Ilario Lombardo sulla Stampa racconta oggi in un retroscena che Beppe Grillo ha offerto quest’estate a Davide Casaleggio di guidare il MoVimento 5 Stelle, togliendolo a Luigi Di Maio:

Una domenica di giugno, Davide Casaleggio va a Genova, nella villa del comico. Il M5S è in subbuglio. La caduta alle Europee di fine maggio fa male. Il cellulare continua a squillare, i parlamentari che hanno un rapporto da tempo con Grillo evocano il suo intervento, non ne possono più dello strapotere di Di Maio, della scollatura tra le Camere e il ministro. Anche Grillo è sconfortato. Confessa di aver plasmato il M5s su altre idee, smarrite tra compromessi di governo e l’eterno inseguimento di Salvini.

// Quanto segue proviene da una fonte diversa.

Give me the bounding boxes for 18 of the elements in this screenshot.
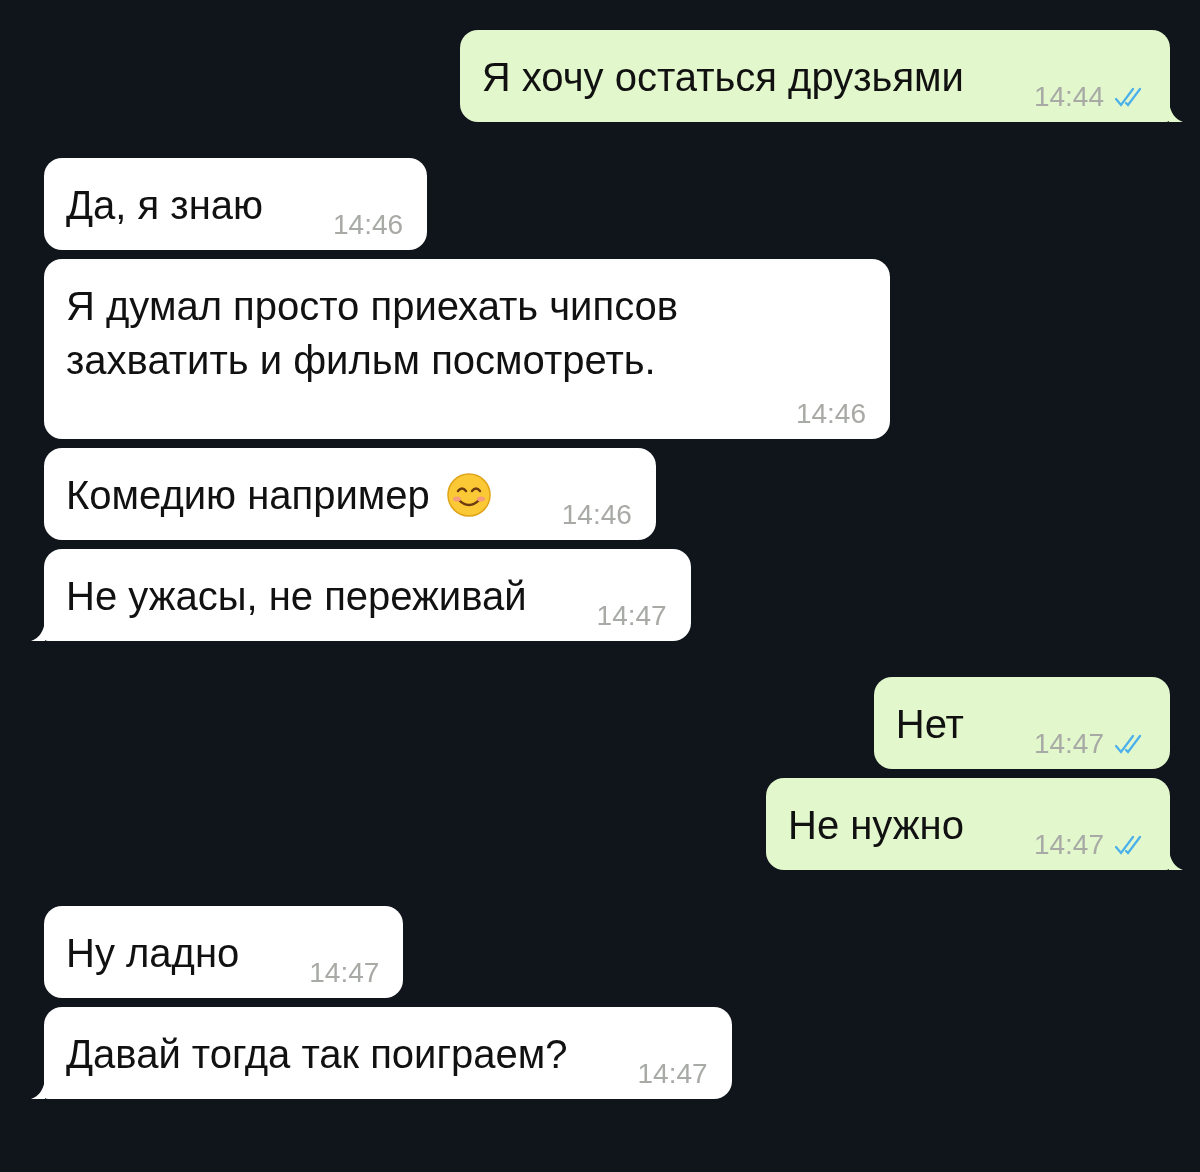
message-time: 14:46: [333, 208, 404, 242]
message-time: 14:47: [309, 956, 380, 990]
message-time: 14:46: [561, 498, 632, 532]
message-text: Ну ладно: [66, 930, 240, 977]
message-text: Да, я знаю: [66, 182, 263, 229]
message-time: 14:46: [795, 397, 866, 431]
message-text: Комедию например: [66, 468, 492, 522]
message-text: Я думал просто приехать чипсов захватить и фильм посмотреть.: [66, 283, 680, 384]
message-time: 14:47: [596, 599, 667, 633]
message-time: 14:47: [1033, 727, 1104, 761]
message-text: Нет: [895, 701, 964, 748]
message-time: 14:44: [1033, 80, 1104, 114]
message-text: Не нужно: [788, 802, 964, 849]
message-text: Давай тогда так поиграем?: [66, 1031, 568, 1078]
message-text: Не ужасы, не переживай: [66, 573, 527, 620]
message-time: 14:47: [1033, 828, 1104, 862]
message-time: 14:47: [637, 1057, 708, 1091]
message-text: Я хочу остаться друзьями: [481, 54, 964, 101]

«Si parla solo di migranti, dove sono le nostre cose?». L’ambiente, la repubblica fondata sulle start-up che sogna in giro per il mondo. Le differenze tra lui e Di Maio sono radicali, da sempre. Nel caos, Grillo si sente di nuovo strattonato. Il M5s, orfano del suo bastone, non cammina sulle proprie gambe: zoppica. Il comico è brutalmente sincero: «Lo sai, io mi sono rotto i co…». Vuole concentrarsi sugli show, il blog, i viaggi. Non vuole tornare di nuovo nella bolgia romana. E così a Casaleggio jr, quel giorno, fa una proposta: «Perché non ti metti tu alla guida del M5S?».

grillo casaleggio

A quanto pare Casaleggio ha detto di no:

Davide è spiazzato, ma non ha bisogno di pensarci: «Beppe lo sai che il mio sogno è di aprire un diving alle Maldive». Questa del centro immersioni – sua passione – è la risposta che, chi lo conosce, dà ogni volta che si sente stufo di tutto: la società e il Movimento ereditati dal papà, l’Associazione Rousseau, i parlamentari con le loro lamentele. L’episodio è stato raccontato a La Stampa da una fonte vicina a Casaleggio, confermato da un’altra nel M5s ed è noto a Palazzo Chigi. In questi giorni è tornato a circolare tra alcuni parlamentari sotto forma di indiscrezione.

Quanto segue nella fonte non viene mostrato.